Wallahu a'lam, itu hanya segelintir upaya manusia untuk mencoba menalar dan merealistiskan realitas dunia. Tahapan demi tahapan yang manusia alami dalam realitas dunia ini adalah sebuah siklus dari hukum alam. Hukum alam yang bekerja dalam bentuk sistem causalitas (sebab-akibat). Siklus hukum alam dan sistem causalitas itu sendiri adalah wujud dari sunnatullah, bentuk ketetapan dari Allah Subhanahu wa ta'ala.

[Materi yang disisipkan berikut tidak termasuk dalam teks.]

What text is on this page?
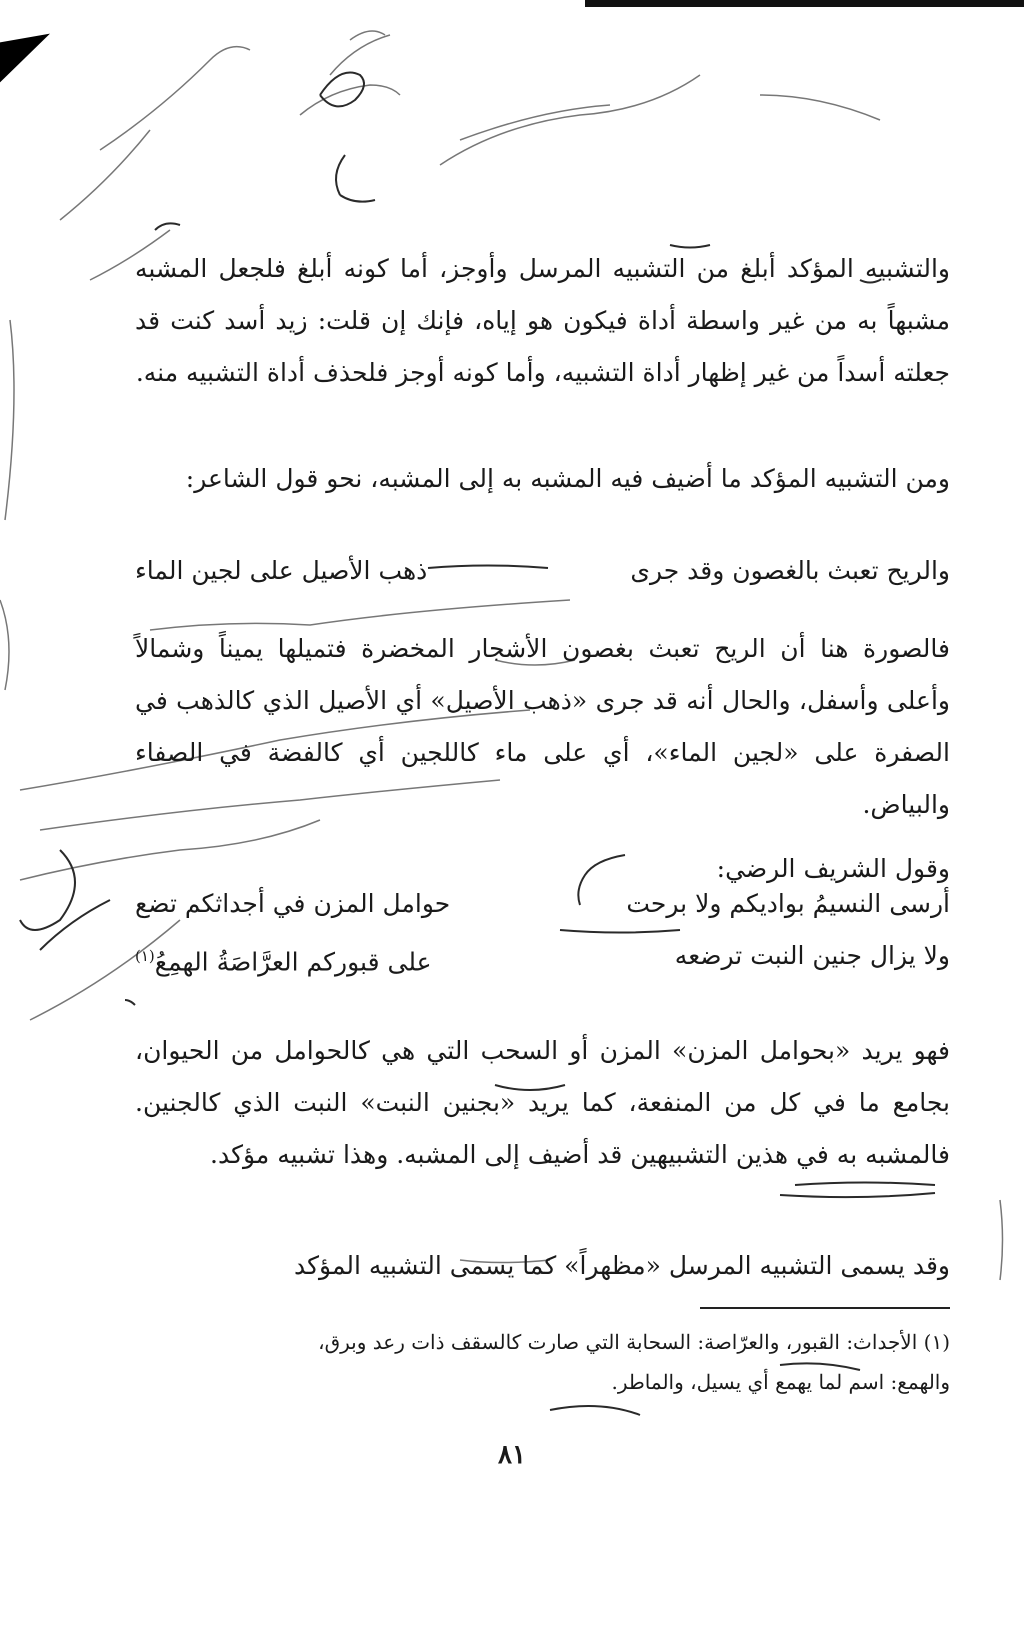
والتشبيه المؤكد أبلغ من التشبيه المرسل وأوجز، أما كونه أبلغ فلجعل المشبه مشبهاً به من غير واسطة أداة فيكون هو إياه، فإنك إن قلت: زيد أسد كنت قد جعلته أسداً من غير إظهار أداة التشبيه، وأما كونه أوجز فلحذف أداة التشبيه منه.

ومن التشبيه المؤكد ما أضيف فيه المشبه به إلى المشبه، نحو قول الشاعر:

والريح تعبث بالغصون وقد جرى
ذهب الأصيل على لجين الماء

فالصورة هنا أن الريح تعبث بغصون الأشجار المخضرة فتميلها يميناً وشمالاً وأعلى وأسفل، والحال أنه قد جرى «ذهب الأصيل» أي الأصيل الذي كالذهب في الصفرة على «لجين الماء»، أي على ماء كاللجين أي كالفضة في الصفاء والبياض.

وقول الشريف الرضي:

أرسى النسيمُ بواديكم ولا برحت
حوامل المزن في أجداثكم تضع
ولا يزال جنين النبت ترضعه
على قبوركم العرَّاصَةُ الهمِعُ$^{(١)}$

فهو يريد «بحوامل المزن» المزن أو السحب التي هي كالحوامل من الحيوان، بجامع ما في كل من المنفعة، كما يريد «بجنين النبت» النبت الذي كالجنين. فالمشبه به في هذين التشبيهين قد أضيف إلى المشبه. وهذا تشبيه مؤكد.

وقد يسمى التشبيه المرسل «مظهراً» كما يسمى التشبيه المؤكد

(١) الأجداث: القبور، والعرّاصة: السحابة التي صارت كالسقف ذات رعد وبرق،
والهمع: اسم لما يهمع أي يسيل، والماطر.
٨١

Setiap manusia, lahir ke dunia ini dalam keadaan kosong. Netral dari pengaruh apapun dan dari intervensi siapapun - selain daripada kodrat dari Allah Subhanahu wa ta’ala. Ia terlahir sebagai seorang bayi mungil yang tidak mampu melakukan apapun. Barangkali hanya rengekan dan tangisan kecilnya yang mampu ia lakukan. Bayi yang baru terlahir, ia berada dalam dunia yang baru, keadaan yang baru, dan suasana yang baru. Ia menangis karena tidak tahu apapun, tidak mengerti apapun, dan tidak mengenal siapapun, juga tidak mampu melakukan apapun. Pun demikian, tidak ada yang menganggap bahwa ketidakmampuan seorang bayi yang baru terlahir tersebut merupakan sebuah kebodohan. Ia tidak mampu mendengar dengan jelas, ia tidak mampu melihat dengan jelas, ia tidak mampu berfikir. Barangkali hanya senyum kecilnya yang lucu menjadi tanda berkembangnya kecerdasanya. Senyumnya adalah bentuk kecerdasannya.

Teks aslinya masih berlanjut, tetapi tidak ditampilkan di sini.